Für Möntmann ist dies bereits die dritte Zusammenarbeit mit Gefangenen. „1997 begann für mich die Kooperation zwischen Kunst und Knast“, sagt sie. Damals kreierte sie das „lücke-projekt“, in dem 18 Vechtaer Frauen ihre „Lücken“ – Defizite ihres Lebens – als menschengroße Vasen in Wachs modellierten. Darauf folgte „heart core“ im Bremer Männerknast, wo zum Thema „value and preciousness“ (Werte und Wertvolles) Objekte gestaltet wurden. Für die „Kollektion Gefängnis Kleidung“ entwarfen und nähten Monika Zielinski und A. G. – die damals inhaftierte Jugendliche wollte anonym bleiben – das Objekt „Zwei Hemden. Aneinander geklettet.“ In inniger Umarmung klammern sich zwei Hemden aneinander. Die äußere Haut besteht aus Klettbandstoff, während das Innenfutter aus dem kratzigen Wollstoff der Knastdecken genäht wurde. Zusätzlich verfremdeten die Künstlerinnen die Kleidung, indem sie Hände an die Arme nähten und dadurch die Armöffnung verschlossen. An einem Bügel aufgehängt wirken die Hemden unentrinnbar zusammengefügt.

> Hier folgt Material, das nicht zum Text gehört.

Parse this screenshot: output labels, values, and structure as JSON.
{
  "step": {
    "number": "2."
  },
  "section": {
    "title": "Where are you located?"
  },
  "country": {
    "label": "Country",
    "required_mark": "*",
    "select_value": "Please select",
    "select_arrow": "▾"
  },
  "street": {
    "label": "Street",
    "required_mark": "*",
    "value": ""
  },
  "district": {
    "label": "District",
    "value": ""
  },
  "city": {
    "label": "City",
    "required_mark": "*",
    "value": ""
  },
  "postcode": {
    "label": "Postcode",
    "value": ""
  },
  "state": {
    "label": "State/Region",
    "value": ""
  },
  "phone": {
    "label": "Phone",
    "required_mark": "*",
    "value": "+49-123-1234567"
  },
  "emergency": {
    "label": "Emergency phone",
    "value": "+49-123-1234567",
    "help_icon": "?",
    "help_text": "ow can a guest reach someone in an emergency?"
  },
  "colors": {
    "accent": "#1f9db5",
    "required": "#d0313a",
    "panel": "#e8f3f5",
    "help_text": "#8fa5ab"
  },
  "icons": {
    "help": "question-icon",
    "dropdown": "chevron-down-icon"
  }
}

A. G. wurde noch vor Ausstellungseröffnung entlassen. Aber vorher zog sie das lose Futter des Hemdenobjektes an und führte es im Vechtaer Gefängnis vor. Die anderen Häftlinge waren begeistert. Seitdem begannen andere Inhaftierte, die vorher so verhassten Decken zu klauen, um sie ebenfalls weiterzuverarbeiten. „In der nächsten Phase des Projekts mit den Vechtaer Frauen werden wir eine tragbare Kollektion Gefängnis Kleidung herstellen“, erzählt Möntmann. Es soll eine Konfektion kreiert werden, die sich speziell an den Bedürfnissen der Inhaftierten orientiert. Wer diese Kleidung trägt, will zeigen, wo er herkommt. Die Jacke aus Knastwolldecken trägt das Markenzeichen der JVA als Logo.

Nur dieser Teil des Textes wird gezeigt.